My thought? we never needed thinner laptops, just lighter ones. It’d very much prefer laptops to be a bit thicker and a lot less noisy.
The normalbook. Or the Everybook.
Here is my proposal for a new kind of laptop: the normal book, a recipe for things every laptop should have, making life better for everyone.
- Starting with the issue at hand, on a “Silent” profile you are able to browse the web, work on some simple documents or watch a video in silence. Without noise. Without any fan spinning, all passively cooled. OK, they can get away with running fans, provided they are inaudible at head level in a really quiet room.
- All the ports you need, no adapters. That would be HDMI as the most common video interface, 2 USB A ports at least (most devices now still use A), 2 USB C ports which support the full functionality (data, power in, power out, displayport), headphone jack, power input. Optional SD card reader (no microSD, nobody needs that).
- Support for USB C charging to get some use of the laptop with a small charger and be able to borrow someone else’s charger. It’s awesome that phones can interchange chargers, how about we switch to one that works with all laptops and phones now.
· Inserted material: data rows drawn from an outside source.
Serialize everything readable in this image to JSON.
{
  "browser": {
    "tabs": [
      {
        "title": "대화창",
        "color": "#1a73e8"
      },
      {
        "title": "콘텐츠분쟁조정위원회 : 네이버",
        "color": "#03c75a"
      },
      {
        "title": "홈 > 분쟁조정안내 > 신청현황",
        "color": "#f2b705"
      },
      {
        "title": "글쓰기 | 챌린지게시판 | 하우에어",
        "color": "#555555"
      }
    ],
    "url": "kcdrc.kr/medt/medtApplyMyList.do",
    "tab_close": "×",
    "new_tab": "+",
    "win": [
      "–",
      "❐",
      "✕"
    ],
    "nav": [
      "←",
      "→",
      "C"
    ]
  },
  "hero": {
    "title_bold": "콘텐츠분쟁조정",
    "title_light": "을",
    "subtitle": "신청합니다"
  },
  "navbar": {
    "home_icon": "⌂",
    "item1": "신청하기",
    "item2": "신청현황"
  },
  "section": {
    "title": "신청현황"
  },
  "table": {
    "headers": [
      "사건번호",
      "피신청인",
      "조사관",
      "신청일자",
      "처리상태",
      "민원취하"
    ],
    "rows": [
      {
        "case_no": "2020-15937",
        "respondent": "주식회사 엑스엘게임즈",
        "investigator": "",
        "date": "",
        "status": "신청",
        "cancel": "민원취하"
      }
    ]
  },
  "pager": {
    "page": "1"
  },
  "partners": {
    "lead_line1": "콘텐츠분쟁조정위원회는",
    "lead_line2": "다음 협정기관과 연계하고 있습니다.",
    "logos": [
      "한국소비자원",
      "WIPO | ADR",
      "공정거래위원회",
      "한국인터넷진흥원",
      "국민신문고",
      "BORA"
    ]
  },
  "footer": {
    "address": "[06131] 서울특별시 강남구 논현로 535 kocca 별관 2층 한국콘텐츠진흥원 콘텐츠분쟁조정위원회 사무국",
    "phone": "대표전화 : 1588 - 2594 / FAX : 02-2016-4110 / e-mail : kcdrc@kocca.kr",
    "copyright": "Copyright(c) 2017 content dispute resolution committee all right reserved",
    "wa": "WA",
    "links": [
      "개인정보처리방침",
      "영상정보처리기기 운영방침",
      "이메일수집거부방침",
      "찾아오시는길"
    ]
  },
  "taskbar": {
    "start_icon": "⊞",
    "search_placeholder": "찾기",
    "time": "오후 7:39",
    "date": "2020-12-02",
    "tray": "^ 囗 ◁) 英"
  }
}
- That web browsing, document working and video watching on the silent profile should work for at least 5 hours on a charge. This is more a matter of making high power laptops more efficient at low loads, battery capacity is enough.
- Good colors – minimum 90% of sRGB (the standard color space every camera and screen uses) sounds reasonable. Cut it out with the crappy 50-60% sRGB screens, they are awful.
- A set of standard abilities all should have: webcam (hey Asus), speakers, fingerprint reader, noise cancelling microphone, WiFi.
- Bonus: touchscreen that rotates 180 to turn it into a tablet.
- And at the opposite end of that “Silent” profile you need a “High performance” profile which gives you all it can with all the noise it needs.
Continuing now to a few other mini-rants.
What is up with missing features like webcams? Poor timing and choices Asus!
What is up with gamers wanting so many RGB lights? And screens with hudreds of Hz refresh rate and usually poor response time and poor colors? I bet they are way past point where people would not be able to tell the difference in an A/B/X test.
Man, CPUs have not gone up in processing power that much. Staying in the same class (i7) and price range i get 6 cores instead of 2, and only around 30% more real performance. That’s a low increase for 7 years, which might explain why it took so long for me to need a replacement.
You cannot trust audio measurements in reviews. First off, they measure with random instruments or even phones which are in no way calibrated. Second, they don’t measure in quiet enough rooms and most might come up with results that are altered by that. Third, the sound level meter mostly used gives you a level considering all frequencies. The fans on the bottom two laptops produce noise that is more spread across frequency (white noise) which is more bearable than a similar level of noise coming from the top laptop which has a rather large component around 5-6kHz.
What about the fruit company? Well, the take the other extreme – they prefer absolute silence which results in lowered performance from the same components.